Apple high-yield savings account gets over $10 billion in customer deposits

Apple’s high-yield savings account for its Apple Card was launched this April, and four months down the line, it has already made a name for itself. In an official statement, the Cupertino-headquartered tech titan announced that the savings account – offered by Goldman Sachs, its partner – has reached over $10 billion in customer deposits.

In fact, it seems that 97% of Savings customers prefer to have their Apple Card Daily Cash automatically deposited into their high-yield Savings account, which allows users of the Apple Card to grow their Daily Cash rewards and earn an annual percentage yield (APY) of 4.15%, which is more than 10 times the national average. Users can also deposit additional funds into their Savings account through a linked bank account, or from their Apple Cash balance.

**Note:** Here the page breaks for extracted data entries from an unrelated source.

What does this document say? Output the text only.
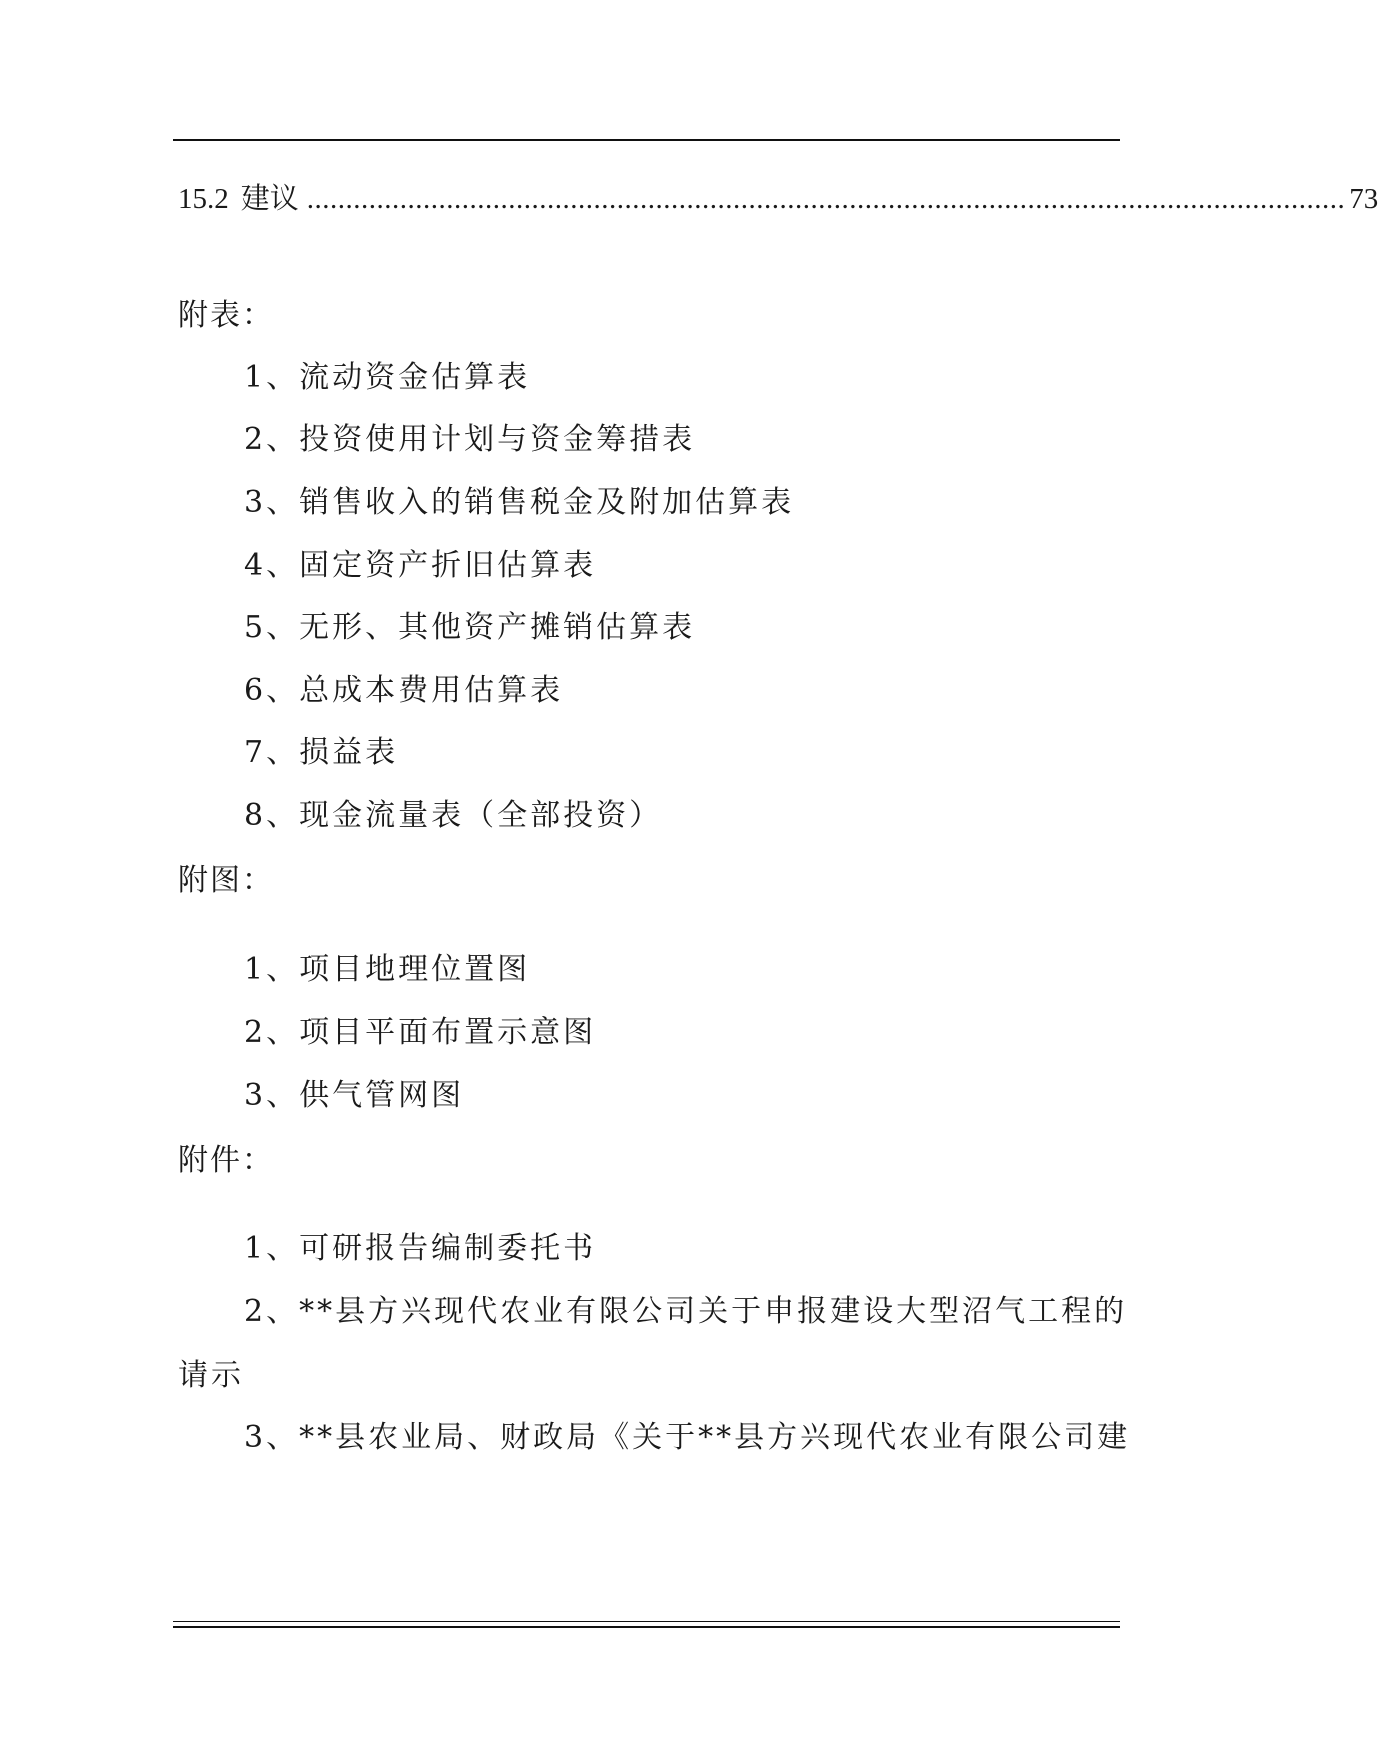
15.2 建议 ...................................................................................................................................... 73
附表：
1、流动资金估算表
2、投资使用计划与资金筹措表
3、销售收入的销售税金及附加估算表
4、固定资产折旧估算表
5、无形、其他资产摊销估算表
6、总成本费用估算表
7、损益表
8、现金流量表（全部投资）
附图：
1、项目地理位置图
2、项目平面布置示意图
3、供气管网图
附件：
1、可研报告编制委托书
2、**县方兴现代农业有限公司关于申报建设大型沼气工程的
请示
3、**县农业局、财政局《关于**县方兴现代农业有限公司建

“We are very pleased with the success of the Savings account as we continue to deliver seamless, valuable products to Apple Card customers, with a shared focus on creating a best-in-class customer experience that helps consumers lead healthier financial lives,” said Liz Martin, Goldman Sachs’ head of Enterprise Partnerships, in a statement. Goldman Sachs is in charge of managing the savings accounts, which can be set up and managed directly from Apple Card in Wallet.

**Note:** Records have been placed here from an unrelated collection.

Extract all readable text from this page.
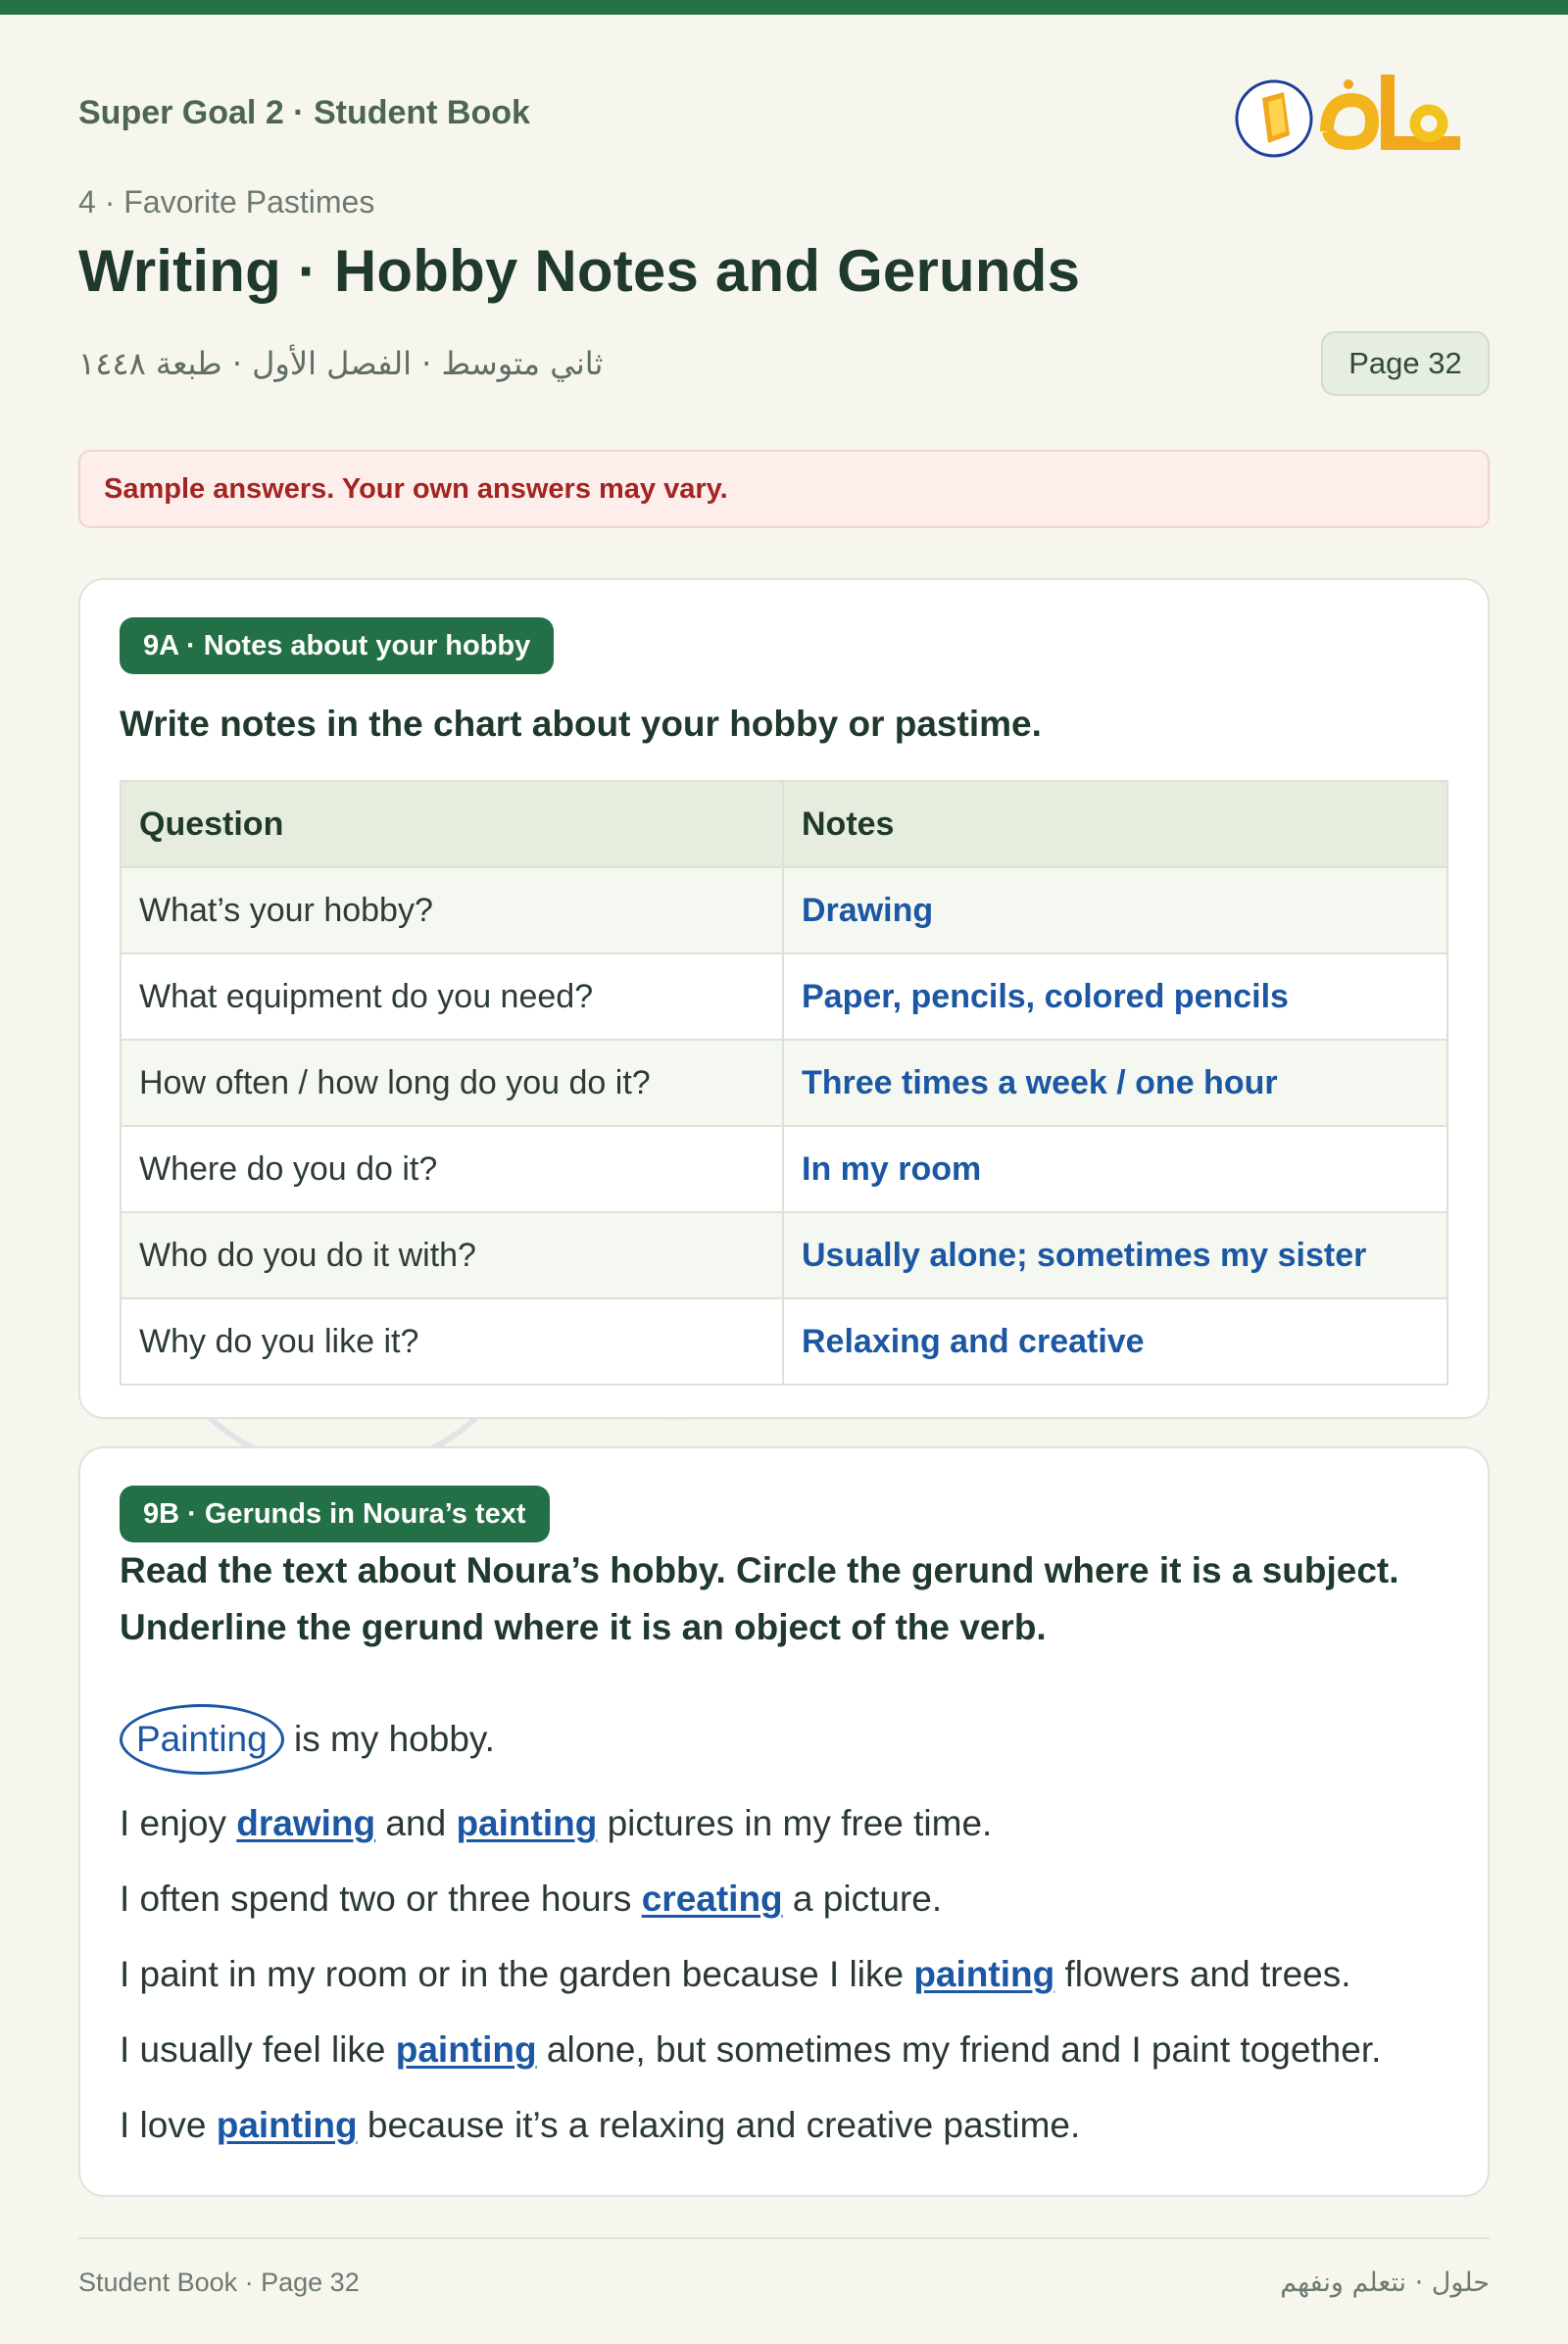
Super Goal 2 · Student Book
4 · Favorite Pastimes
Writing · Hobby Notes and Gerunds
ثاني متوسط · الفصل الأول · طبعة ١٤٤٨	Page 32
Sample answers. Your own answers may vary.
9A · Notes about your hobby
Write notes in the chart about your hobby or pastime.
Question	Notes
What’s your hobby?	Drawing
What equipment do you need?	Paper, pencils, colored pencils
How often / how long do you do it?	Three times a week / one hour
Where do you do it?	In my room
Who do you do it with?	Usually alone; sometimes my sister
Why do you like it?	Relaxing and creative
9B · Gerunds in Noura’s text
Read the text about Noura’s hobby. Circle the gerund where it is a subject. Underline the gerund where it is an object of the verb.
Painting is my hobby.
I enjoy drawing and painting pictures in my free time.
I often spend two or three hours creating a picture.
I paint in my room or in the garden because I like painting flowers and trees.
I usually feel like painting alone, but sometimes my friend and I paint together.
I love painting because it’s a relaxing and creative pastime.
Student Book · Page 32	حلول · نتعلم ونفهم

“With each of the financial products we’ve introduced, we’ve sought to reinvent the category with our users’ financial health in mind. That was our goal with the launch of Apple Card four years ago, and it remained our guiding principle with the launch of Savings,” Jennifer Bailey, Apple’s VP of Apple Pay and Apple Wallet, commented on the matter. “With no fees, no minimum deposits, and no minimum balance requirements, Savings provides an easy way for users to save money every day, and we’re thrilled to see the excellent reception from customers both new and existing.”

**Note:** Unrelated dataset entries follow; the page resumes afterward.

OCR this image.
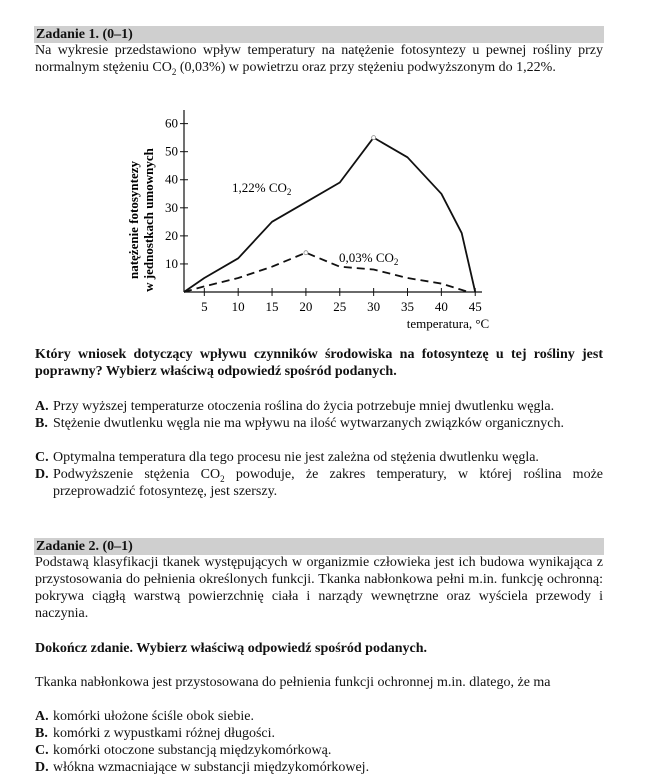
Zadanie 1. (0–1)

Na wykresie przedstawiono wpływ temperatury na natężenie fotosyntezy u pewnej rośliny przy normalnym stężeniu $CO_2$ (0,03%) w powietrzu oraz przy stężeniu podwyższonym do 1,22%.

10
20
30
40
50
60
5 10 15 20 25 30 35 40 45
natężenie fotosyntezy w jednostkach umownych
temperatura, °C
1,22% $CO_2$
0,03% $CO_2$

Który wniosek dotyczący wpływu czynników środowiska na fotosyntezę u tej rośliny jest poprawny? Wybierz właściwą odpowiedź spośród podanych.

A. Przy wyższej temperaturze otoczenia roślina do życia potrzebuje mniej dwutlenku węgla.
B. Stężenie dwutlenku węgla nie ma wpływu na ilość wytwarzanych związków organicznych.
C. Optymalna temperatura dla tego procesu nie jest zależna od stężenia dwutlenku węgla.
D. Podwyższenie stężenia $CO_2$ powoduje, że zakres temperatury, w której roślina może przeprowadzić fotosyntezę, jest szerszy.
Zadanie 2. (0–1)

Podstawą klasyfikacji tkanek występujących w organizmie człowieka jest ich budowa wynikająca z przystosowania do pełnienia określonych funkcji. Tkanka nabłonkowa pełni m.in. funkcję ochronną: pokrywa ciągłą warstwą powierzchnię ciała i narządy wewnętrzne oraz wyściela przewody i naczynia.

Dokończ zdanie. Wybierz właściwą odpowiedź spośród podanych.

Tkanka nabłonkowa jest przystosowana do pełnienia funkcji ochronnej m.in. dlatego, że ma

A. komórki ułożone ściśle obok siebie.
B. komórki z wypustkami różnej długości.
C. komórki otoczone substancją międzykomórkową.
D. włókna wzmacniające w substancji międzykomórkowej.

For those who need a reminder, the iPhone maker launched the savings account for its Apple Card users in the US in a bid to firmly entrench itself in the fintech industry, as well as add to its financial services offerings. The account itself was introduced after Apple teased it in October, although the company, at that time, was unable to share what interest rate would be paid out on these accounts due to the fluctuating nature of rates. In response to Apple’s newest fintech offering, US-based lenders had little choice but to offer higher rates on customer deposits to ensure that clients did not move their funds to other high-yield alternatives.